USD/JPY stages a goodish bounce from a multi-week low touched earlier this Friday. Recovering US bond yields help revive the USD demand and offers support to the pair. Investors now look forward to the US PCE report for some meaningful trading impetus. The USD/JPY pair stalls its intraday decline near mid-132.00s and quickly recovers over 90 pips from a six-week low touched earlier this Friday. The pair is now trading around the 133.35-133.40 region, still down nearly 0.70% for the day.
As investors digest the less hawkish FOMC decision and Thursday's disappointing US GDP print, the US dollar reverses a major part of its early lost ground to the lowest level since July 5. A goodish pickup in the US Treasury bond yields is offering some support to the USD. Given the post-FOMC slump of nearly 500 pips from the vicinity of mid-137.00s, the said factors prompt some intraday short-covering around the USD/JPY pair on the last day of the week.
On the other hand, a further recovery in the global risk sentiment - as depicted by some follow-through positive moves in the equity markets - undermines the safe-haven Japanese yen. This is seen as another factor lending support to the USD/JPY pair. Apart from this, a big divergence in the monetary policy stance adopted by the Federal Reserve and the Bank of Japan suggests that the USD/JPY pair might have formed a temporary bottom near the 132.50 area.

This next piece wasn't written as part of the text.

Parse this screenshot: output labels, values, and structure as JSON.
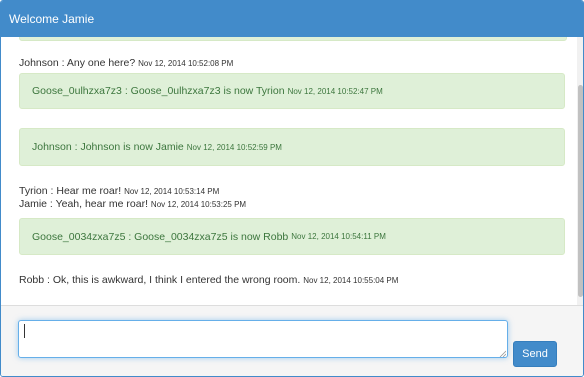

That said, it would still be prudent to wait for strong follow-through buying before positioning for any meaningful positive move. Traders now look forward to the release of the US Personal Consumption Expenditures (PCE report) - the Fed preferred inflation gauge. This, along with the US bond yields, would influence the USD demand. Apart from this, the broader market risk sentiment could produce short-term trading opportunities around the USD/JPY Pair.